The CSE has been in dire straits for some time now, but it must truly be in a terminal condition to incite physical violence. Just hours before the government met, brokers were targeted by two bombs which wrecked a stockbroker's car and badly damaged a brokerage. The separate blasts came just days after small investors attempted to storm the CSE to protest against plummeting share prices. Whilst the Cyprus police are not committing themselves to linking the bomb blasts, in which no one was hurt, to the CSE's poor performance, they did confirm that another broker's car had been destroyed in an earlier attack and that the stock market has been disrupted by bomb threats.

Thousands of Cypriots who mortgaged their homes, cashed in savings or took out large bank loans last year to buy shares as the market rose by 688 per cent now fear financial ruin. Since January it has dropped 40 per cent and many analysts expect further falls.

Grievances mainly emanate from small investors, who claim that small players are at the mercy of brokerage firms and large-scale investors are manipulating the market for their own gains. By the same token, those under attack retort that small investors treat the exchange like a casino and have little knowledge of share dealing. One broker said: 'Everybody knows that gambling is rife in Cyprus and most of these people saw the chance to make a fast buck. But while they knew they were gambling, they didn't believe they could lose. Now reality has replaced dreams.'

The staggering success of the CSE in 1999 created numerous millionaires. At the beginning of 1999 only a very small percentage of households owned shares - around 7 per cent - but by December this figure had increased to a hefty 30 per cent. Repeated government warnings that the bubble would burst were ignored and a culture of obsession grew up around the stock market.
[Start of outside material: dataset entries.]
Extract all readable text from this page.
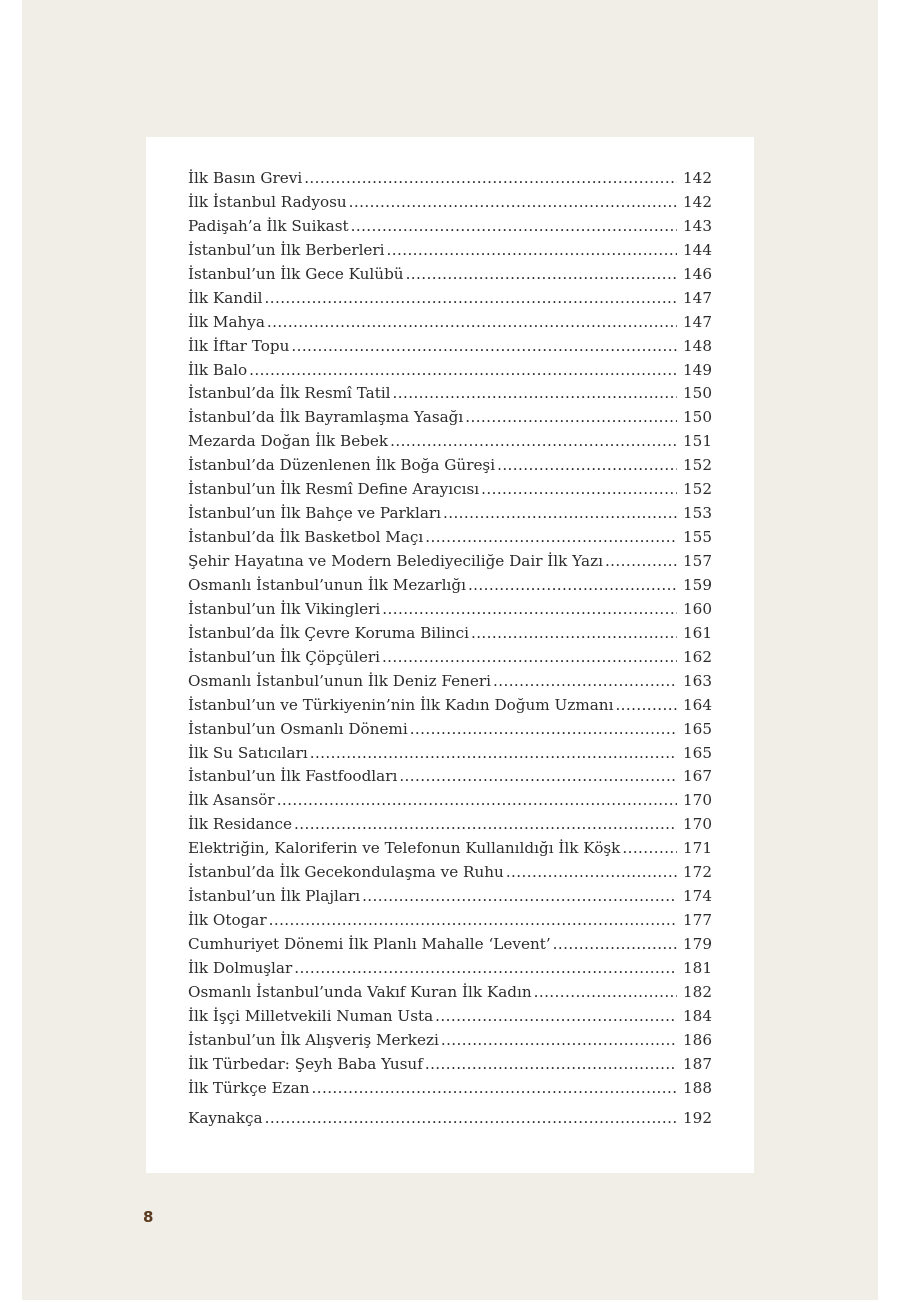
İlk Basın Grevi .....	142
İlk İstanbul Radyosu .....	142
Padişah’a İlk Suikast .....	143
İstanbul’un İlk Berberleri .....	144
İstanbul’un İlk Gece Kulübü .....	146
İlk Kandil .....	147
İlk Mahya .....	147
İlk İftar Topu .....	148
İlk Balo .....	149
İstanbul’da İlk Resmî Tatil .....	150
İstanbul’da İlk Bayramlaşma Yasağı .....	150
Mezarda Doğan İlk Bebek .....	151
İstanbul’da Düzenlenen İlk Boğa Güreşi .....	152
İstanbul’un İlk Resmî Define Arayıcısı .....	152
İstanbul’un İlk Bahçe ve Parkları .....	153
İstanbul’da İlk Basketbol Maçı .....	155
Şehir Hayatına ve Modern Belediyeciliğe Dair İlk Yazı .....	157
Osmanlı İstanbul’unun İlk Mezarlığı .....	159
İstanbul’un İlk Vikingleri .....	160
İstanbul’da İlk Çevre Koruma Bilinci .....	161
İstanbul’un İlk Çöpçüleri .....	162
Osmanlı İstanbul’unun İlk Deniz Feneri .....	163
İstanbul’un ve Türkiyenin’nin İlk Kadın Doğum Uzmanı .....	164
İstanbul’un Osmanlı Dönemi .....	165
İlk Su Satıcıları .....	165
İstanbul’un İlk Fastfoodları .....	167
İlk Asansör .....	170
İlk Residance .....	170
Elektriğin, Kaloriferin ve Telefonun Kullanıldığı İlk Köşk .....	171
İstanbul’da İlk Gecekondulaşma ve Ruhu .....	172
İstanbul’un İlk Plajları .....	174
İlk Otogar .....	177
Cumhuriyet Dönemi İlk Planlı Mahalle ‘Levent’ .....	179
İlk Dolmuşlar .....	181
Osmanlı İstanbul’unda Vakıf Kuran İlk Kadın .....	182
İlk İşçi Milletvekili Numan Usta .....	184
İstanbul’un İlk Alışveriş Merkezi .....	186
İlk Türbedar: Şeyh Baba Yusuf .....	187
İlk Türkçe Ezan .....	188
Kaynakça .....	192
8
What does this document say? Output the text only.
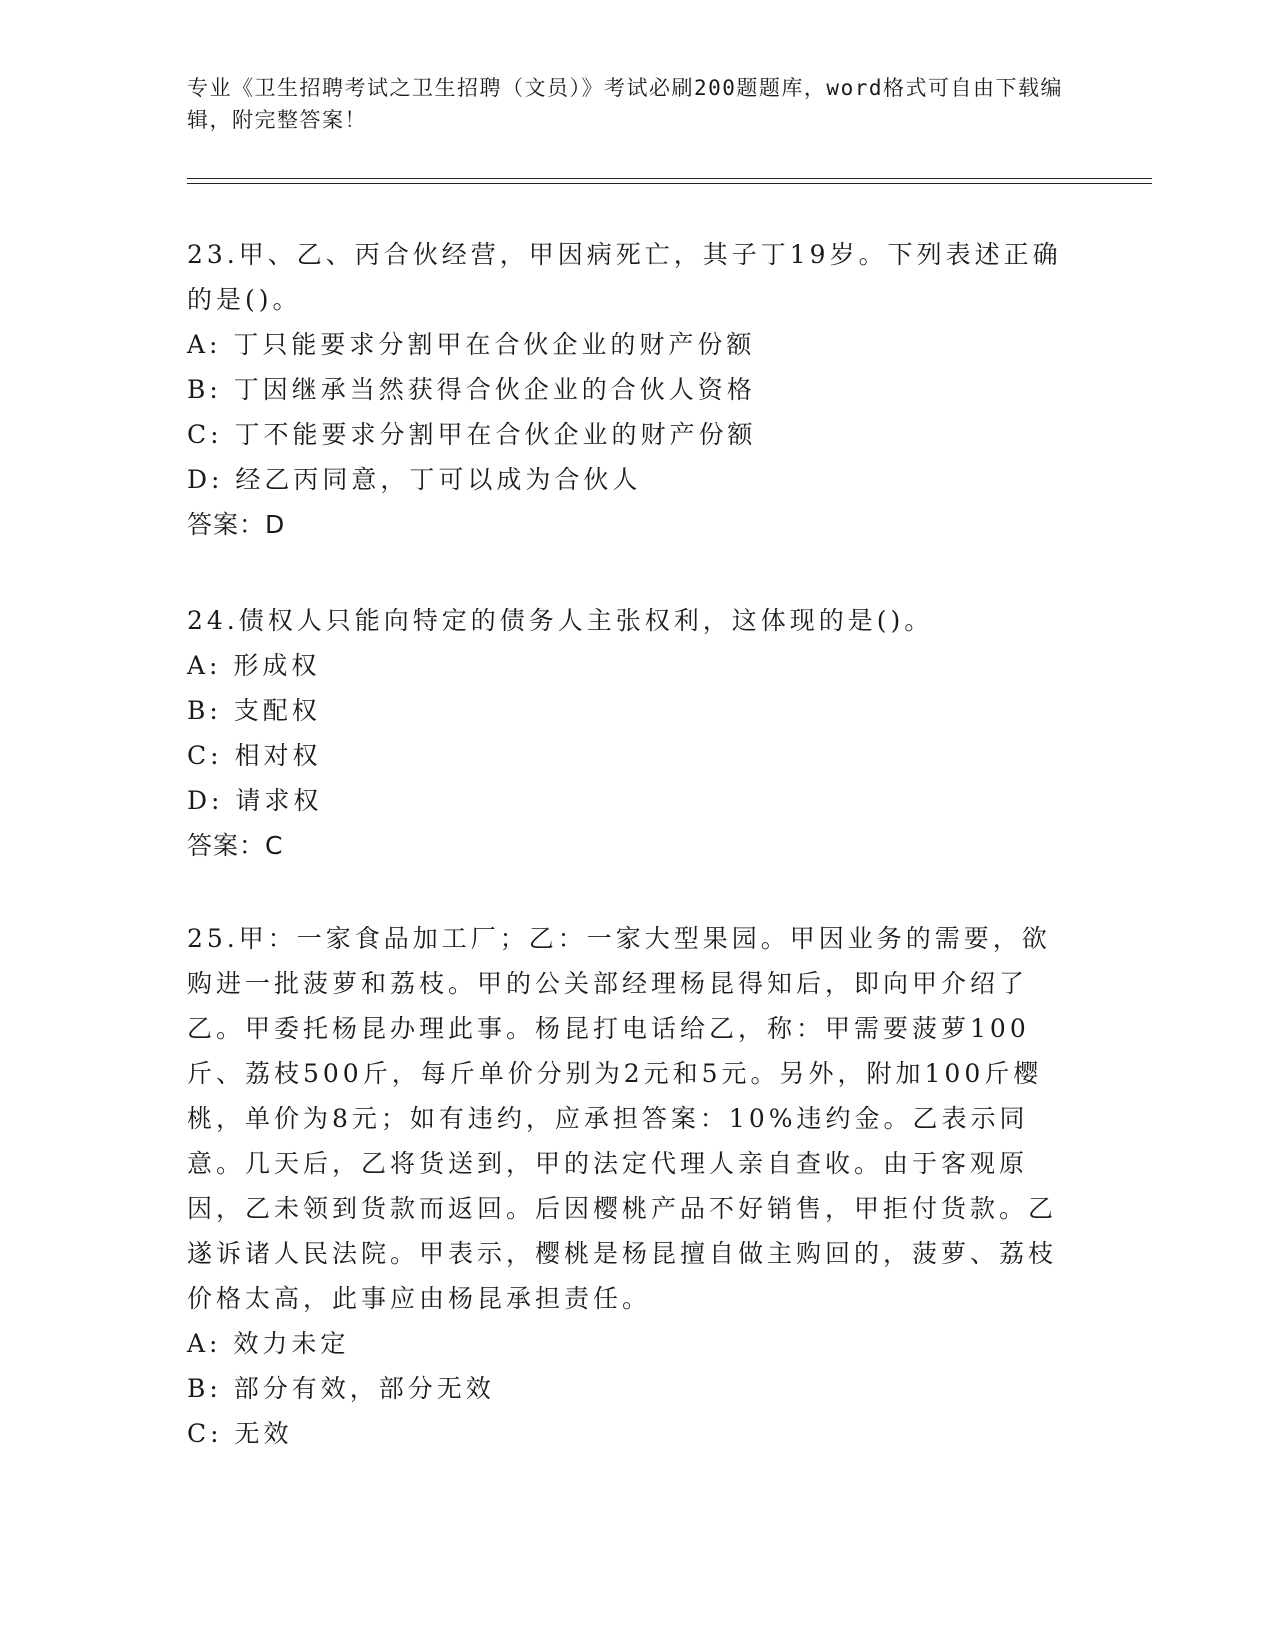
专业《卫生招聘考试之卫生招聘（文员）》考试必刷200题题库，word格式可自由下载编辑，附完整答案！
23.甲、乙、丙合伙经营，甲因病死亡，其子丁19岁。下列表述正确的是()。
A: 丁只能要求分割甲在合伙企业的财产份额
B: 丁因继承当然获得合伙企业的合伙人资格
C: 丁不能要求分割甲在合伙企业的财产份额
D: 经乙丙同意，丁可以成为合伙人
答案：D
24.债权人只能向特定的债务人主张权利，这体现的是()。
A: 形成权
B: 支配权
C: 相对权
D: 请求权
答案：C
25.甲：一家食品加工厂；乙：一家大型果园。甲因业务的需要，欲购进一批菠萝和荔枝。甲的公关部经理杨昆得知后，即向甲介绍了乙。甲委托杨昆办理此事。杨昆打电话给乙，称：甲需要菠萝100斤、荔枝500斤，每斤单价分别为2元和5元。另外，附加100斤樱桃，单价为8元；如有违约，应承担答案：10%违约金。乙表示同意。几天后，乙将货送到，甲的法定代理人亲自查收。由于客观原因，乙未领到货款而返回。后因樱桃产品不好销售，甲拒付货款。乙遂诉诸人民法院。甲表示，樱桃是杨昆擅自做主购回的，菠萝、荔枝价格太高，此事应由杨昆承担责任。
A: 效力未定
B: 部分有效，部分无效
C: 无效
But now Cypriot investors have fallen back to earth with a distinct bump. Protests and demands for government intervention to halt the crisis are commonplace and last week mutated into an attemped storming of the CSE, with investors appeased only when management agreed to see a delegation.

An unnamed commentator said that anyone profering bad news concerning the stock exchange put himself at risk of reprisals: "If you talk up the market and it goes down, you get the blame," one said. "If you're preaching gloom and doom, then you are guilty of causing the crash. I know it's ridiculous, but this is Cyprus and not one of the world's financial capitals.'

Opinion is divided on where the CSE goes from here. Some analysts say worse is still to come, with investors unable to repay loans or recoup their investments, leading to inevitable bankruptcies. However, Pambos Papageorgiou, head of research at Cyprus College, believes the situation has come about to counter last year's phenomenon: 'Some prices are ridiculously low. What we are experiencing is a severe correction of the excesses of 1999," he said.